Ebay to międzynarodowa platforma handlowa, początkowo dedykowana użytkownikom prywatnym, którzy wystawiali na niej niepotrzebne przedmioty. Podobnie zaczynało w Polsce Allegro. Pazerność koncernów nie zna jednak granic. Obecnie zarówno Allegro jak i Ebay nastawili się na udostępnienie przestrzeni dla firm, natomiast użytkownicy prywatni, którzy chcą coś sprzedać są marginalizowani.
Ebay ma wiele wad, wspomnę o tolerowaniu rozmaitych oszustów, zmuszanie ludzi do korzystania z płatności w systemie PayPal, wysokie prowizje czasem około 10% za sprzedaż przedmiotu dla osób prywatnych.
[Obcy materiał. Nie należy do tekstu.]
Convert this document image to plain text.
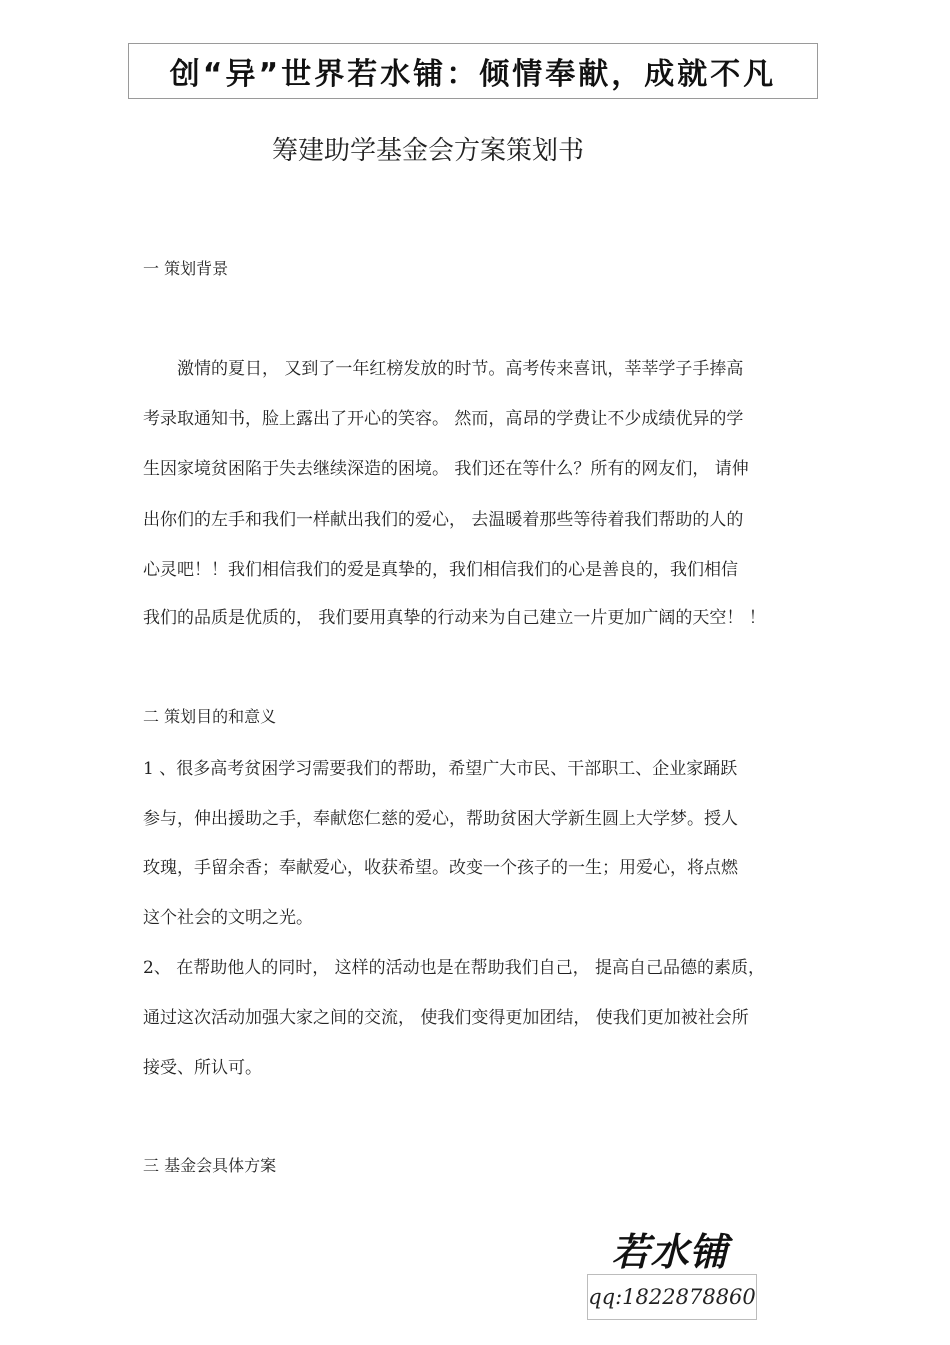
创“异”世界若水铺：倾情奉献，成就不凡
筹建助学基金会方案策划书
一 策划背景
　　激情的夏日， 又到了一年红榜发放的时节。高考传来喜讯，莘莘学子手捧高
考录取通知书，脸上露出了开心的笑容。 然而，高昂的学费让不少成绩优异的学
生因家境贫困陷于失去继续深造的困境。 我们还在等什么？所有的网友们， 请伸
出你们的左手和我们一样献出我们的爱心， 去温暖着那些等待着我们帮助的人的
心灵吧！！我们相信我们的爱是真挚的，我们相信我们的心是善良的，我们相信
我们的品质是优质的， 我们要用真挚的行动来为自己建立一片更加广阔的天空！ ！
二 策划目的和意义
1 、很多高考贫困学习需要我们的帮助，希望广大市民、干部职工、企业家踊跃
参与，伸出援助之手，奉献您仁慈的爱心，帮助贫困大学新生圆上大学梦。授人
玫瑰，手留余香；奉献爱心，收获希望。改变一个孩子的一生；用爱心，将点燃
这个社会的文明之光。
2、 在帮助他人的同时， 这样的活动也是在帮助我们自己， 提高自己品德的素质，
通过这次活动加强大家之间的交流， 使我们变得更加团结， 使我们更加被社会所
接受、所认可。
三 基金会具体方案
若水铺
qq:1822878860
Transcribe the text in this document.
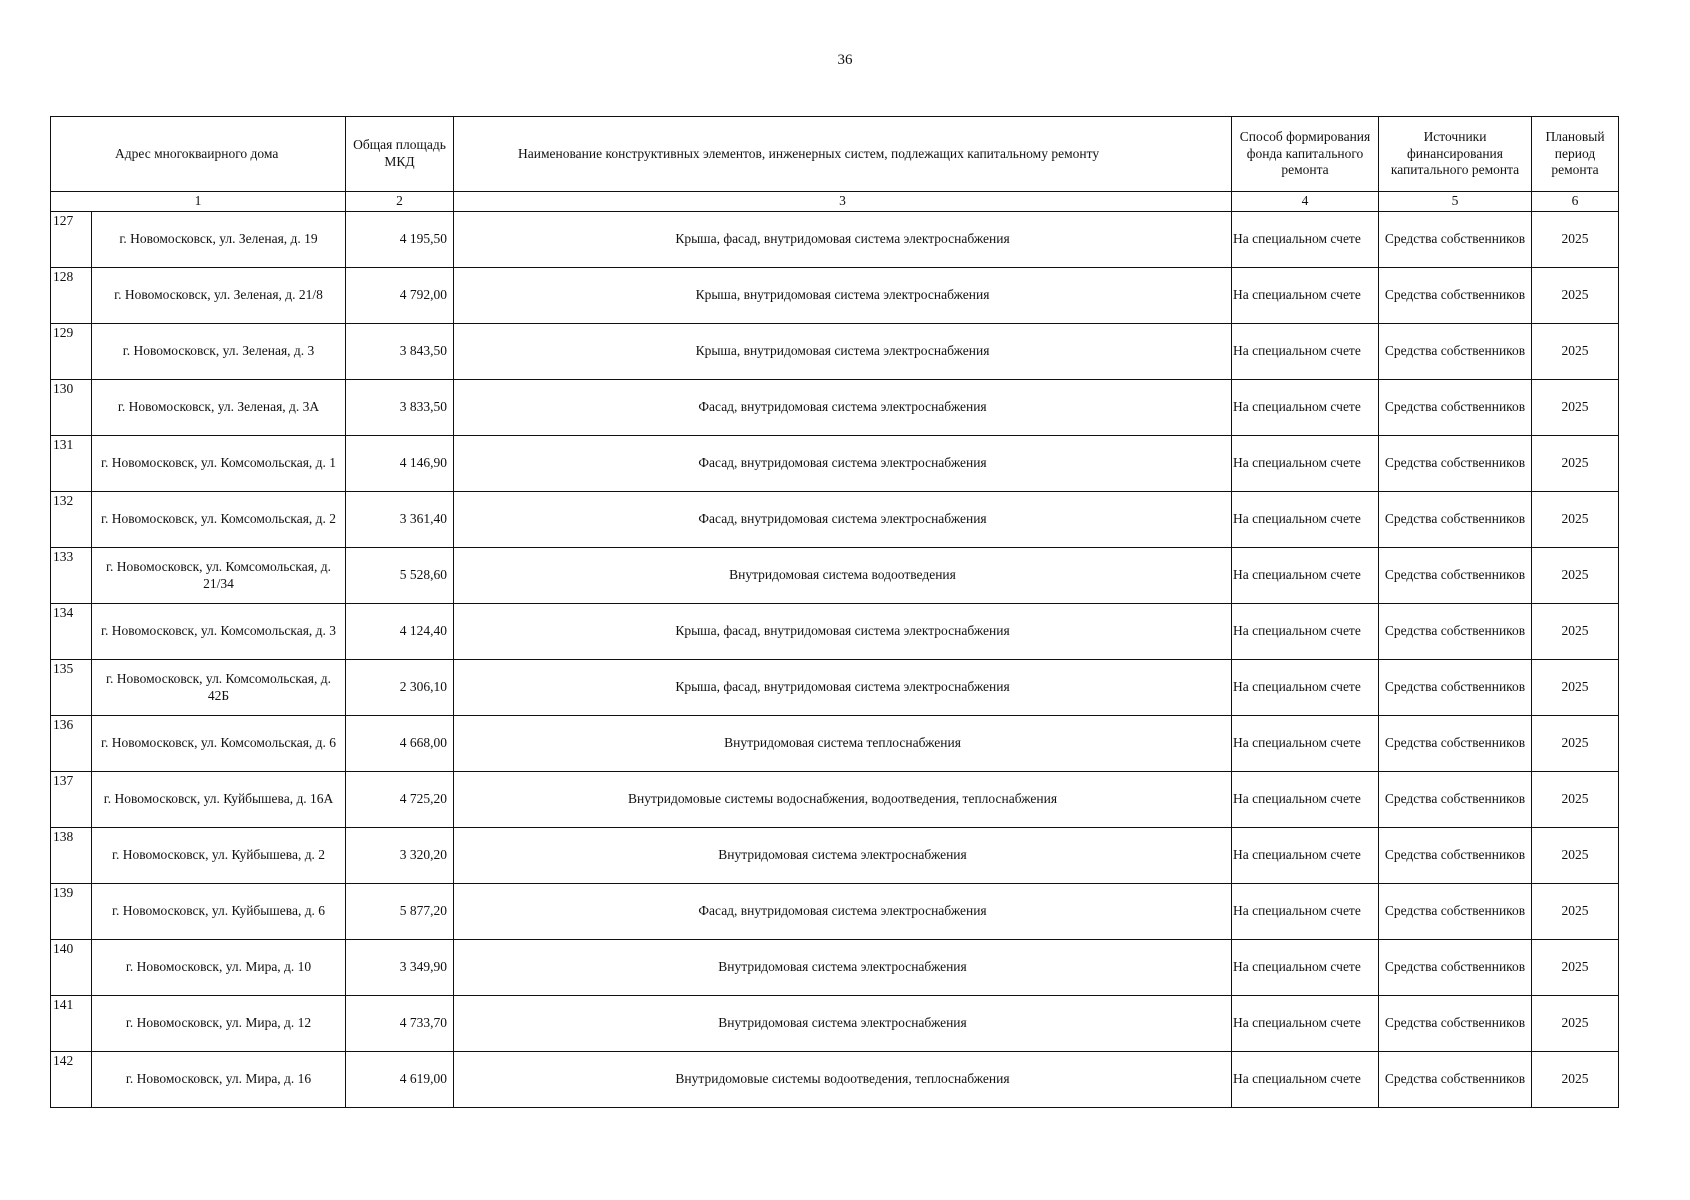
36
Адрес многокваирного дома		Общая площадь МКД	Наименование конструктивных элементов, инженерных систем, подлежащих капитальному ремонту	Способ формирования фонда капитального ремонта	Источники финансирования капитального ремонта	Плановый период ремонта
1		2	3	4	5	6
127	г. Новомосковск, ул. Зеленая, д. 19	4 195,50	Крыша, фасад, внутридомовая система электроснабжения	На специальном счете	Средства собственников	2025
128	г. Новомосковск, ул. Зеленая, д. 21/8	4 792,00	Крыша, внутридомовая система электроснабжения	На специальном счете	Средства собственников	2025
129	г. Новомосковск, ул. Зеленая, д. 3	3 843,50	Крыша, внутридомовая система электроснабжения	На специальном счете	Средства собственников	2025
130	г. Новомосковск, ул. Зеленая, д. 3А	3 833,50	Фасад, внутридомовая система электроснабжения	На специальном счете	Средства собственников	2025
131	г. Новомосковск, ул. Комсомольская, д. 1	4 146,90	Фасад, внутридомовая система электроснабжения	На специальном счете	Средства собственников	2025
132	г. Новомосковск, ул. Комсомольская, д. 2	3 361,40	Фасад, внутридомовая система электроснабжения	На специальном счете	Средства собственников	2025
133	г. Новомосковск, ул. Комсомольская, д. 21/34	5 528,60	Внутридомовая система водоотведения	На специальном счете	Средства собственников	2025
134	г. Новомосковск, ул. Комсомольская, д. 3	4 124,40	Крыша, фасад, внутридомовая система электроснабжения	На специальном счете	Средства собственников	2025
135	г. Новомосковск, ул. Комсомольская, д. 42Б	2 306,10	Крыша, фасад, внутридомовая система электроснабжения	На специальном счете	Средства собственников	2025
136	г. Новомосковск, ул. Комсомольская, д. 6	4 668,00	Внутридомовая система теплоснабжения	На специальном счете	Средства собственников	2025
137	г. Новомосковск, ул. Куйбышева, д. 16А	4 725,20	Внутридомовые системы водоснабжения, водоотведения, теплоснабжения	На специальном счете	Средства собственников	2025
138	г. Новомосковск, ул. Куйбышева, д. 2	3 320,20	Внутридомовая система электроснабжения	На специальном счете	Средства собственников	2025
139	г. Новомосковск, ул. Куйбышева, д. 6	5 877,20	Фасад, внутридомовая система электроснабжения	На специальном счете	Средства собственников	2025
140	г. Новомосковск, ул. Мира, д. 10	3 349,90	Внутридомовая система электроснабжения	На специальном счете	Средства собственников	2025
141	г. Новомосковск, ул. Мира, д. 12	4 733,70	Внутридомовая система электроснабжения	На специальном счете	Средства собственников	2025
142	г. Новомосковск, ул. Мира, д. 16	4 619,00	Внутридомовые системы водоотведения, теплоснабжения	На специальном счете	Средства собственников	2025
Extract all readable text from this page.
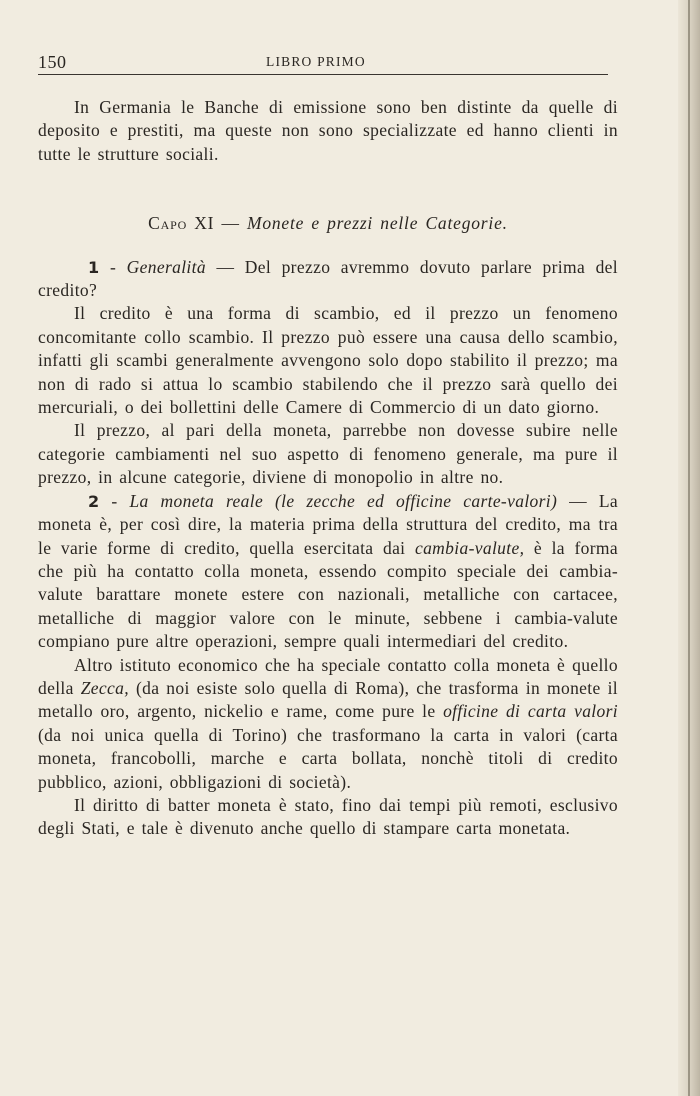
150	LIBRO PRIMO

In Germania le Banche di emissione sono ben distinte da quelle di deposito e prestiti, ma queste non sono specializzate ed hanno clienti in tutte le strutture sociali.

Capo XI — Monete e prezzi nelle Categorie.

1 - Generalità — Del prezzo avremmo dovuto parlare prima del credito?

Il credito è una forma di scambio, ed il prezzo un fenomeno concomitante collo scambio. Il prezzo può essere una causa dello scambio, infatti gli scambi generalmente avvengono solo dopo stabilito il prezzo; ma non di rado si attua lo scambio stabilendo che il prezzo sarà quello dei mercuriali, o dei bollettini delle Camere di Commercio di un dato giorno.

Il prezzo, al pari della moneta, parrebbe non dovesse subire nelle categorie cambiamenti nel suo aspetto di fenomeno generale, ma pure il prezzo, in alcune categorie, diviene di monopolio in altre no.

2 - La moneta reale (le zecche ed officine carte-valori) — La moneta è, per così dire, la materia prima della struttura del credito, ma tra le varie forme di credito, quella esercitata dai cambia-valute, è la forma che più ha contatto colla moneta, essendo compito speciale dei cambia-valute barattare monete estere con nazionali, metalliche con cartacee, metalliche di maggior valore con le minute, sebbene i cambia-valute compiano pure altre operazioni, sempre quali intermediari del credito.

Altro istituto economico che ha speciale contatto colla moneta è quello della Zecca, (da noi esiste solo quella di Roma), che trasforma in monete il metallo oro, argento, nickelio e rame, come pure le officine di carta valori (da noi unica quella di Torino) che trasformano la carta in valori (carta moneta, francobolli, marche e carta bollata, nonchè titoli di credito pubblico, azioni, obbligazioni di società).

Il diritto di batter moneta è stato, fino dai tempi più remoti, esclusivo degli Stati, e tale è divenuto anche quello di stampare carta monetata.
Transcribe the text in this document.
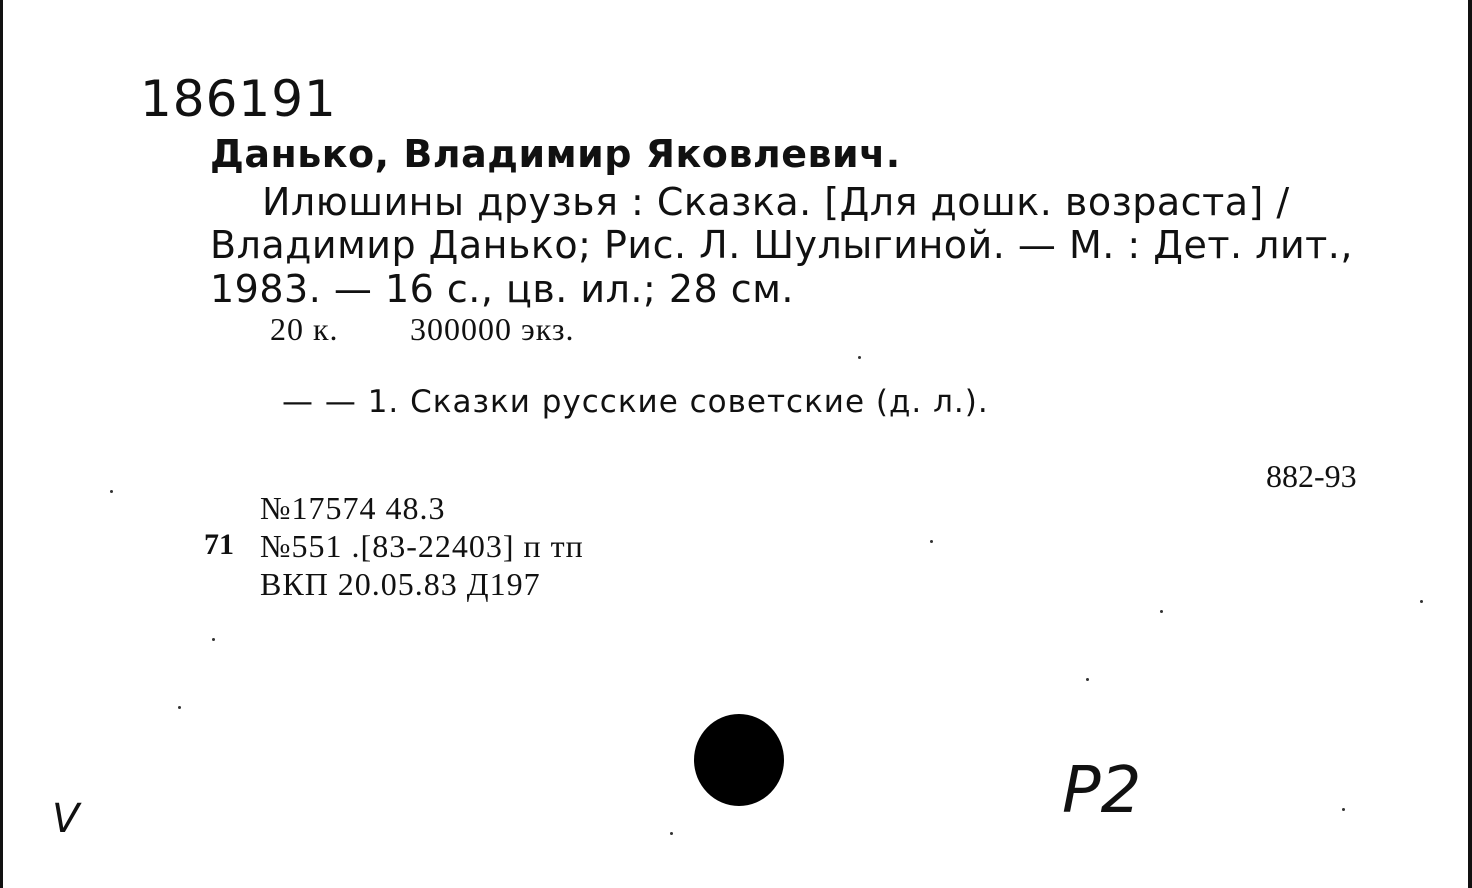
186191
Данько, Владимир Яковлевич.
Илюшины друзья : Сказка. [Для дошк. возраста] /
Владимир Данько; Рис. Л. Шулыгиной. — М. : Дет. лит.,
1983. — 16 с., цв. ил.; 28 см.
20 к. 300000 экз.
— — 1. Сказки русские советские (д. л.).
882-93
№17574 48.3
71 №551 .[83-22403] п тп
ВКП 20.05.83 Д197
V	P2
Dodatkowo Ebay utrudnia jak może kontakt z drugim człowiekiem. Ostatnio jednak Ebay dołączył do szaleństwa tzw. zrównoważonego rozwoju oraz emisji CO2. Dzisiaj logując się w portalu, ku mojemu zdziwieniu zauważyłem w Menu użytkownika pozycję konto CO2 –
Otóż , kupując bądź sprzedając coś na Ebay staje się emitentem CO2 – czyli bandytą, wrogiem misiów polarnych, sprawcą ocieplenia.
Poczułem (prawie) chęć zgłoszenia Papie Frankowi grzechu ekologicznego. Mogę jednak zakupić w Ebay pakiet CO2 który zrównoważy moje zbrodnie – jedyne 1 Euro – a kupuje 44.6kg CO2 (kto to wymyśla???)
Zwracam na to uwagę ponieważ przyszłość jest zaplanowana, nadchodzi wielki ucisk, trwa oswajanie nas z emisją CO2, koniecznością płacenia za nic itp. Dzisiaj 1 Euro jutro 10 Euro. Ludzie dają sobie wmówić, że to normalność, nie chcą reagować itp.
Ale zdrowo myślących ludzi jest więcej. Warto to tym pamiętać, że wszyscy razem jesteśmy silni.